A seasoned writer, artist, musician, and storyteller, Janet defies the stereotype of a down-home, heartland gal. Her travels have taken her across Africa, Asia, and Latin America, where she initiated and directed development projects, provided training, and taught. Her cross-cultural focus continued upon her return to the U.S. in her work with Native American pueblos, inner-city African Americans, Latinos, and—perhaps most foreign of all—the California computer industry. Janet was also the recipient of a three-year leadership fellowship in international development from the Kellogg Foundation.

Sightlines: A Poet’s Diary is Janet’s family love story, a remembrance narrated in story poems that traverses the boundaries of life and death. In the words of one reviewer, the collection offers “village wisdom for the 21st century.” Sightlines won an honorable mention in the 2007 DIY (Do It Yourself) festival.

Janet’s writing has also been published in numerous literary venues including the Harvard Review, Cream City Review, and the International Poetry Review. Hot Flashes: More Sexy Little Poems and Stories is one of three publications where her work has been anthologized. She was twice selected as finalist for Poet Laureate of Lake County, California.

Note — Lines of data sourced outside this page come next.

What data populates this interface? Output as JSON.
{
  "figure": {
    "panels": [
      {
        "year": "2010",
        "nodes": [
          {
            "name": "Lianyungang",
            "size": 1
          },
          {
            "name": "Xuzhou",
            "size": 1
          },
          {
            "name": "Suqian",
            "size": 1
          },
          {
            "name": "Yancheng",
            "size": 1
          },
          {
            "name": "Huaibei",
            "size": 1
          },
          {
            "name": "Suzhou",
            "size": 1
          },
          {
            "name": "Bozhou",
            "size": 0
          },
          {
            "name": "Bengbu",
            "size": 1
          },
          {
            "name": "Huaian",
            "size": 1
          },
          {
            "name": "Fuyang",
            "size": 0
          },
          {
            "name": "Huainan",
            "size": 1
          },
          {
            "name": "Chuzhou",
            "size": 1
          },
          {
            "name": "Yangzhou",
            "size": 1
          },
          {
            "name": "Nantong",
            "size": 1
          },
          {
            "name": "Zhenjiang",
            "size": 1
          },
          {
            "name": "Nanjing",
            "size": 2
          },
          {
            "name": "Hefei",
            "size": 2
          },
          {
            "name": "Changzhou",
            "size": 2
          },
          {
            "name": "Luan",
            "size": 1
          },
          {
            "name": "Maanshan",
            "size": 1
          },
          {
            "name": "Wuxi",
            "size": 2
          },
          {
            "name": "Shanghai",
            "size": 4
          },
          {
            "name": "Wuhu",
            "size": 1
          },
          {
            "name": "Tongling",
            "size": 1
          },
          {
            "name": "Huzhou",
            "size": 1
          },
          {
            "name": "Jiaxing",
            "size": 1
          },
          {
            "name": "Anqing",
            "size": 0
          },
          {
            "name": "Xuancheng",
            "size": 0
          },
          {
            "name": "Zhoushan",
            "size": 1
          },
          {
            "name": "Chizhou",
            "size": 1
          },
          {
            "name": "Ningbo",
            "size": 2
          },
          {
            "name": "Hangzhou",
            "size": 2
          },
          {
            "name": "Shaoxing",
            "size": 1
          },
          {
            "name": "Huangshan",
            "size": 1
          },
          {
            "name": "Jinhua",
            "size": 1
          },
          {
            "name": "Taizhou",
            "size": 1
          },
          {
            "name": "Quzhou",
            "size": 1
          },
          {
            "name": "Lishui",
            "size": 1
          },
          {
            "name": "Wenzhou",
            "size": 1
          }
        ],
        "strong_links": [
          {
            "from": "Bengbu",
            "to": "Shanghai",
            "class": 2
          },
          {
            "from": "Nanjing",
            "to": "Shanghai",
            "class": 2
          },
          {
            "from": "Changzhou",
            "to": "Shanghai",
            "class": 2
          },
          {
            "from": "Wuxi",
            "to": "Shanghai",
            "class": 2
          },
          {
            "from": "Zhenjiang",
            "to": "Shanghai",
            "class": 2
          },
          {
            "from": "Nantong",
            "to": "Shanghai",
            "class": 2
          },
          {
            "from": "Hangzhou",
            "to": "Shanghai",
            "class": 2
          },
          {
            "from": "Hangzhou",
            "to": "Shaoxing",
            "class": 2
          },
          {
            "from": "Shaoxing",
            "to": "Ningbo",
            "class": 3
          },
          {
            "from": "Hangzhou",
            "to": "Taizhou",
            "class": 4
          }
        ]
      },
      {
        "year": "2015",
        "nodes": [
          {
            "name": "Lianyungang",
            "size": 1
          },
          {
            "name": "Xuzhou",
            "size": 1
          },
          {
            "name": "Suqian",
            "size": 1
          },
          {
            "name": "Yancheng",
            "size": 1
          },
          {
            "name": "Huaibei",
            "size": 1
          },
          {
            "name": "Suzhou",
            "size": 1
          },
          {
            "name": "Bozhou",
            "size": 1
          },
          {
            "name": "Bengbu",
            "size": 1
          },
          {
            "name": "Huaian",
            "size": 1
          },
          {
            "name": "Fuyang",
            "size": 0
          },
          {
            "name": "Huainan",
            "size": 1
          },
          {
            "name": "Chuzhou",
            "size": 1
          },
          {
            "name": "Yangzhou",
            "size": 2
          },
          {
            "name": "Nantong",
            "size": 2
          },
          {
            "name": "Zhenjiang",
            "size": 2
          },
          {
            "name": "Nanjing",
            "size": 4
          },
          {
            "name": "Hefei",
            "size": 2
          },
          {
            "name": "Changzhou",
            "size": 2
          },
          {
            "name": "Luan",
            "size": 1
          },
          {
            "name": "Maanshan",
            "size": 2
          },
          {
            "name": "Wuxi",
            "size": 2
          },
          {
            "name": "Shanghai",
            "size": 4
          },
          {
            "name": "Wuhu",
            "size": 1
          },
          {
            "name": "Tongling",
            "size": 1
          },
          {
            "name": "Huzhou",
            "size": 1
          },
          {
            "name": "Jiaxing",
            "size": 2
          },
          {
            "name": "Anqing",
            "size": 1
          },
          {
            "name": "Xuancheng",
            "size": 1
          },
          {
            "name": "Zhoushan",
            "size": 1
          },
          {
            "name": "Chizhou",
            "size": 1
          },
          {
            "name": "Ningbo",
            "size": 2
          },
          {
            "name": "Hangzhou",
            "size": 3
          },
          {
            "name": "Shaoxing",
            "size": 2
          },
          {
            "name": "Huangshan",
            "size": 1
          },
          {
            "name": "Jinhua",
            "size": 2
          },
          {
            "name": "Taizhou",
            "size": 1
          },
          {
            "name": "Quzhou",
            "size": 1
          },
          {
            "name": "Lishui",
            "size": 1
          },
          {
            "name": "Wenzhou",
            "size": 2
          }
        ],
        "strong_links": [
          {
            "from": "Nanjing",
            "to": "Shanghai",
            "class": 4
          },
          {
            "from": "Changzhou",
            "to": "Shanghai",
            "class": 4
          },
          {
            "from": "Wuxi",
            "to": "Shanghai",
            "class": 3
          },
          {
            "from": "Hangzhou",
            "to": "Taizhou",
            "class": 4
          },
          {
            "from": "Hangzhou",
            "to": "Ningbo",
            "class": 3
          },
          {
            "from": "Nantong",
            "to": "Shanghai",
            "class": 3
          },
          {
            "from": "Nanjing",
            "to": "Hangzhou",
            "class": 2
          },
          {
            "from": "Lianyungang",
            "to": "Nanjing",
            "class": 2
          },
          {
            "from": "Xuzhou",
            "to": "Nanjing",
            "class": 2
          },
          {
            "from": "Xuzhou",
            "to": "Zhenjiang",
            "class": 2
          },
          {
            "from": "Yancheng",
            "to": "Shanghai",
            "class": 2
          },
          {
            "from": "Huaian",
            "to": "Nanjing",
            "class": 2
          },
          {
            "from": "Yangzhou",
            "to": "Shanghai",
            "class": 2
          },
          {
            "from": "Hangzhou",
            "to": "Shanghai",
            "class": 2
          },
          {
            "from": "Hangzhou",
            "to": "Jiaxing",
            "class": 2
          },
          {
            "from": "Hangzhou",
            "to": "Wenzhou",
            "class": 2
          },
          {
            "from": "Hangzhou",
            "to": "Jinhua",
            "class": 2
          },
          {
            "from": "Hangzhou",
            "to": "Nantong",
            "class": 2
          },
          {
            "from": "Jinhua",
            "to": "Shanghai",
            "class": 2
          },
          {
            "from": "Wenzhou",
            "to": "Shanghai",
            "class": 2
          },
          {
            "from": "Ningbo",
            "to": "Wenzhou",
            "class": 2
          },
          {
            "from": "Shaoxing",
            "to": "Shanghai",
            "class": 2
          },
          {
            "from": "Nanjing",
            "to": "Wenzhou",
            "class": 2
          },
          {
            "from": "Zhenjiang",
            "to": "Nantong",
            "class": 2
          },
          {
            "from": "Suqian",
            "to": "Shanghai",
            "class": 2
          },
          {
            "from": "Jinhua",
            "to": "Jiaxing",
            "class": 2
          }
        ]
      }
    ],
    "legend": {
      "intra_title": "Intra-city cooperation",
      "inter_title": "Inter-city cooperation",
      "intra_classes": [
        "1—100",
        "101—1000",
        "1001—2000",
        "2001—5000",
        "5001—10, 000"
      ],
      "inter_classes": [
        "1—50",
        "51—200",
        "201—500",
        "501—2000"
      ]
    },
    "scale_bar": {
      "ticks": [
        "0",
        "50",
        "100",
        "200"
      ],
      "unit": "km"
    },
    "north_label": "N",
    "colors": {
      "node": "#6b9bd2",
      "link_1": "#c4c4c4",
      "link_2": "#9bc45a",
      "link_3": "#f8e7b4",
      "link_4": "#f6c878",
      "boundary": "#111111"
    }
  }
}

Writing is the backbone but not the complete body of Janet’s creative life. In 1990 she mounted “Celebrating an African Experience,” a full-scale visual art exhibit incorporating large-scale paintings on cloth, creative writing, chants, songs, dances, and ceremonies. The enthusiastic reception spurred her to earn a BFA from the California College of Arts and Crafts. Janet was subsequently awarded an Artist in Bioregional residence from the University of California at Davis.

With her father in his 90s, Janet returned to the Midwest in 2007.  After her father’s death in 2015 she settled on the home place her ancestors founded in the 1860s. In southwest Illinois, it sits high on a bluff above the Mississippi River. A return to her roots has re-stimulated Janet’s writing beyond professional and literary journal writing. Poetry, memoir, short stories—all are genres she has embraced.

Further exploration of new arenas led to the publication of an audiobook “Sightlines: A Family Love Story in Poetry and Music.” A companion piece to Sightlines: A Poet’s Diary, music from her father’s parlor and his jokes and stories anchor the original poems in their time and place. Her audio book won an honorable mention from the San Francisco Book Festival in the audio/spoken word category.

Africa and the Midwest. Visual, written, and performance arts. The intimate and the public. The woven strands secure Janet’s heart so that she may follow it no matter its destination.